In 2024, I was hospitalised twice – once due to an emergency hysterectomy and again due to a small bowel intestinal obstruction that quickly became a life-threatening medical issue. I spent weeks confined to a bed, hooked up to tubes and apparatus that were keeping me alive.
Before these incidents, I used to think that I could “suspend” time, that it would wait for me till I wasn’t “too busy” to live out my dreams.
But now I see that I can’t afford to keep thinking this way. Time is a precious gift, one that can easily be lost or taken away from us at any moment.

TOO LATE FOR DREAMS?
Around the same time I bought my new wall clock, I was wrestling with a major career decision: Should I leave a stable, full-time job to focus on completing my PhD studies?
Some people thought I was out of my mind, pursuing “dreams” at this age and stage of my life. Some thought I was jeopardising my children's well-being.

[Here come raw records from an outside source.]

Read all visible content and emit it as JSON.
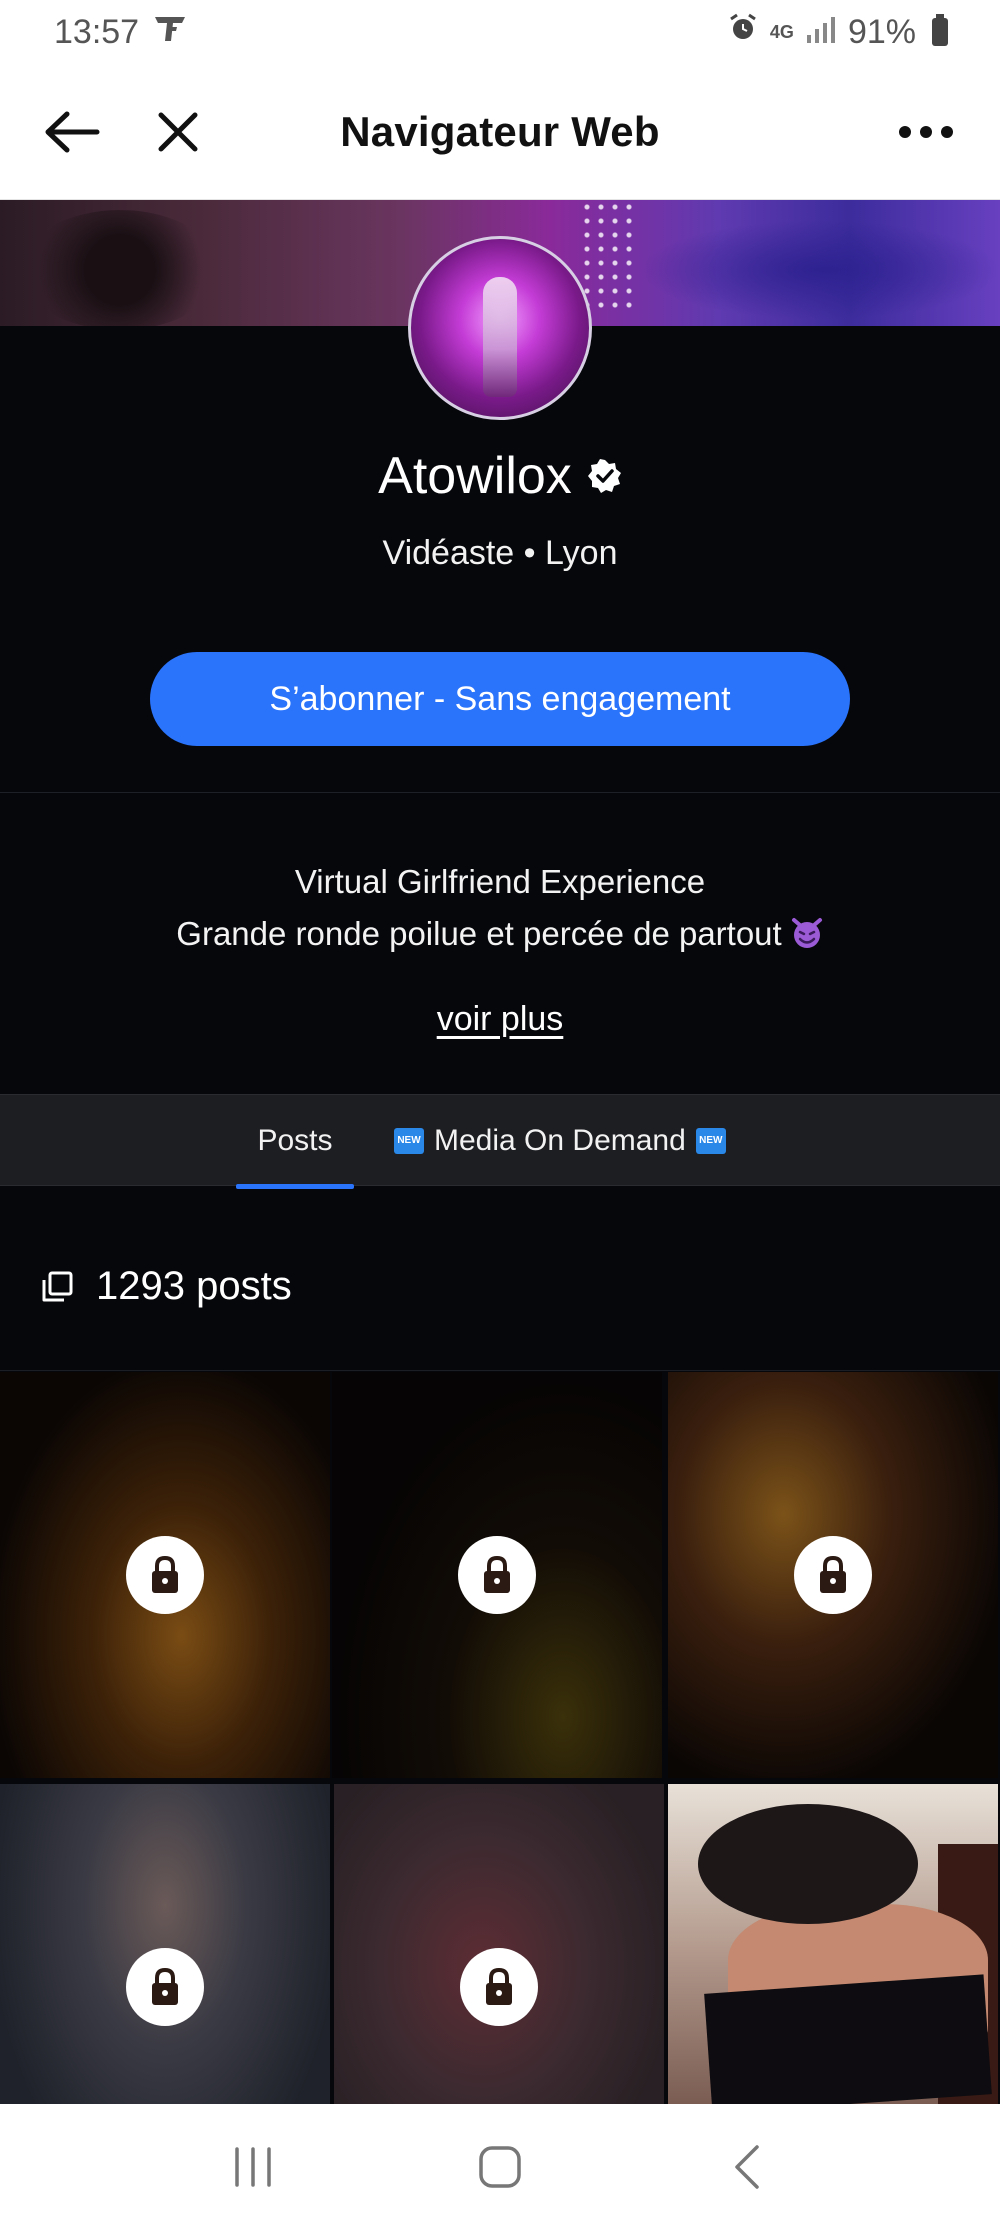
{
  "status_bar": {
    "time": "13:57",
    "network": "4G",
    "battery": "91%"
  },
  "header": {
    "title": "Navigateur Web"
  },
  "profile": {
    "name": "Atowilox",
    "subtitle": "Vidéaste • Lyon",
    "subscribe_label": "S’abonner - Sans engagement",
    "bio_line1": "Virtual Girlfriend Experience",
    "bio_line2": "Grande ronde poilue et percée de partout",
    "see_more": "voir plus"
  },
  "tabs": [
    {
      "label": "Posts",
      "active": true
    },
    {
      "label": "Media On Demand",
      "badge": "NEW",
      "active": false
    }
  ],
  "posts": {
    "count_label": "1293 posts",
    "tiles": [
      {
        "locked": true
      },
      {
        "locked": true
      },
      {
        "locked": true
      },
      {
        "locked": true
      },
      {
        "locked": true
      },
      {
        "locked": false
      }
    ]
  },
  "colors": {
    "accent": "#2a73fb",
    "page_background": "#06070b",
    "tab_bar": "#1d1e22"
  }
}
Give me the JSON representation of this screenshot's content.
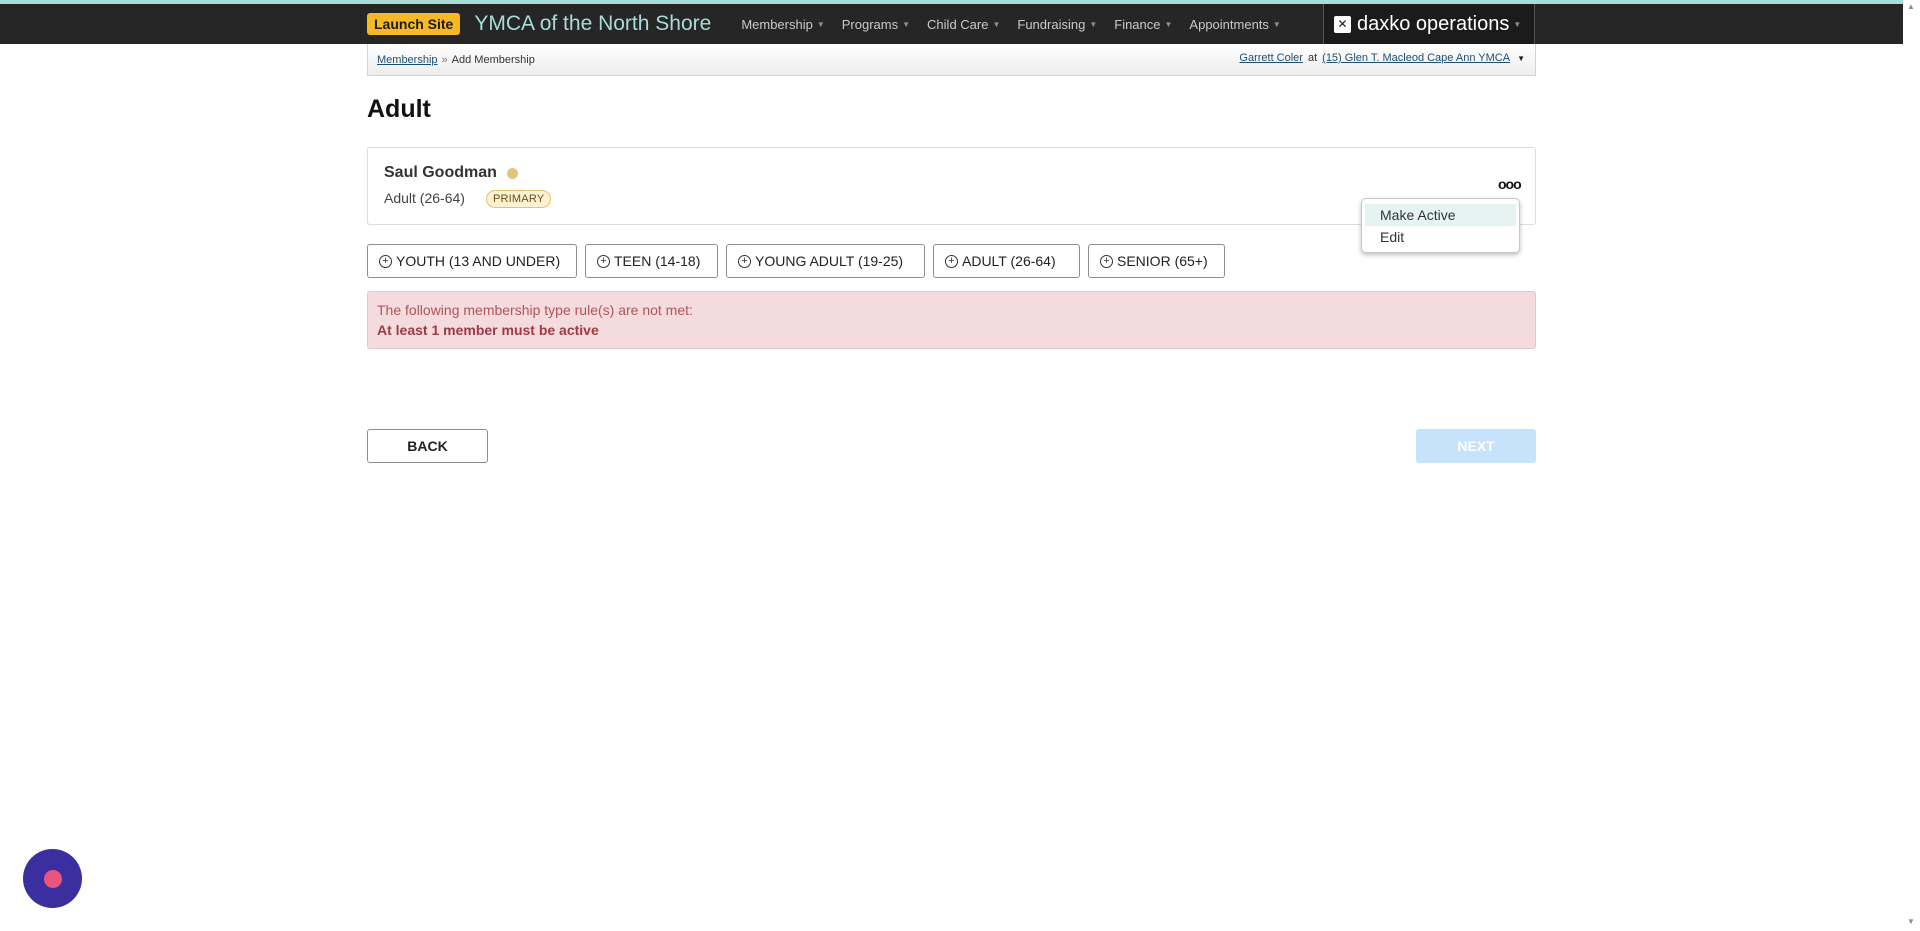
{
  "navbar": {
    "launch_label": "Launch Site",
    "brand": "YMCA of the North Shore",
    "items": [
      {
        "label": "Membership"
      },
      {
        "label": "Programs"
      },
      {
        "label": "Child Care"
      },
      {
        "label": "Fundraising"
      },
      {
        "label": "Finance"
      },
      {
        "label": "Appointments"
      }
    ],
    "product": "daxko operations"
  },
  "breadcrumb": {
    "parent": "Membership",
    "separator": "»",
    "current": "Add Membership"
  },
  "user": {
    "name": "Garrett Coler",
    "at": "at",
    "location": "(15) Glen T. Macleod Cape Ann YMCA"
  },
  "page": {
    "title": "Adult"
  },
  "member": {
    "name": "Saul Goodman",
    "age_group": "Adult (26-64)",
    "badge": "PRIMARY",
    "status_color": "#e3c47e"
  },
  "menu": {
    "items": [
      {
        "label": "Make Active"
      },
      {
        "label": "Edit"
      }
    ]
  },
  "type_buttons": [
    {
      "label": "YOUTH (13 AND UNDER)"
    },
    {
      "label": "TEEN (14-18)"
    },
    {
      "label": "YOUNG ADULT (19-25)"
    },
    {
      "label": "ADULT (26-64)"
    },
    {
      "label": "SENIOR (65+)"
    }
  ],
  "alert": {
    "message": "The following membership type rule(s) are not met:",
    "rule": "At least 1 member must be active"
  },
  "actions": {
    "back": "BACK",
    "next": "NEXT"
  },
  "colors": {
    "accent": "#a9dcd6",
    "launch": "#f6b824",
    "alert_bg": "#f4dcde",
    "next_disabled": "#c6e3fb",
    "chat": "#3b2fa0"
  }
}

I knew I wanted to pursue my studies, but I was terrified. What if the naysayers and doubters were right?
I sought advice from a trusted mentor, who wisely told me we ought to be "strategic about the time and tasks" we have on Earth to fulfil the callings given to us.
That line shot right into my heart. The very next morning, I decided to take a leap of faith and leave my full-time position.
A few months on, I can say that it has been one of the most powerful decisions I’ve ever made in my life. I’m acutely aware of a renewed sense of purpose, not just in my career, but my life.
NO OVERTIME
Time is indeed costly – both literally and figuratively.
I know this well, but I still struggle with procrastination every day (“I’ll exercise when I have more time”, “I’ll clear out the storeroom later”). Most Sunday nights, I reflect on my past week and find myself wishing I had made better use of my time.
These days, when I look at my beautiful wall clock, I no longer resent myself for it. I see it now as a reminder of how precious and ephemeral time is.
I plan celebrations ahead of time, no matter how big or small. I’ve stopped rushing through my meals in front of my work laptop, instead taking time to enjoy and savour every bite.
Instead of squeezing them in where free pockets of time pop up, I schedule my new "non-negotiables" into my calendar – fitness time, couple time, one-on-one dates with my children.
I’ve been making it a point to schedule things just for me, too: Exploring a new genre of music or books, checking out new recipes, learning a new craft. Things that may not be “productive” but give me joy.
Of course, like any gift, we don’t have to appreciate time to its fullest, but if we’re prepared to waste it, we must also be prepared for the painful consequences.
For each of us, the clock is always ticking. Extra time is never given to us. We have to learn to take it – to make decisions and actions to choose ourselves and our loved ones.
And to you, dear reader, I hope you don’t have to buy an expensive clock of your own to appreciate this message. (Unless you want to, that is.)
Yvonne Kong-Ho is an associate faculty in a university. She is also pursuing PhD studies part-time.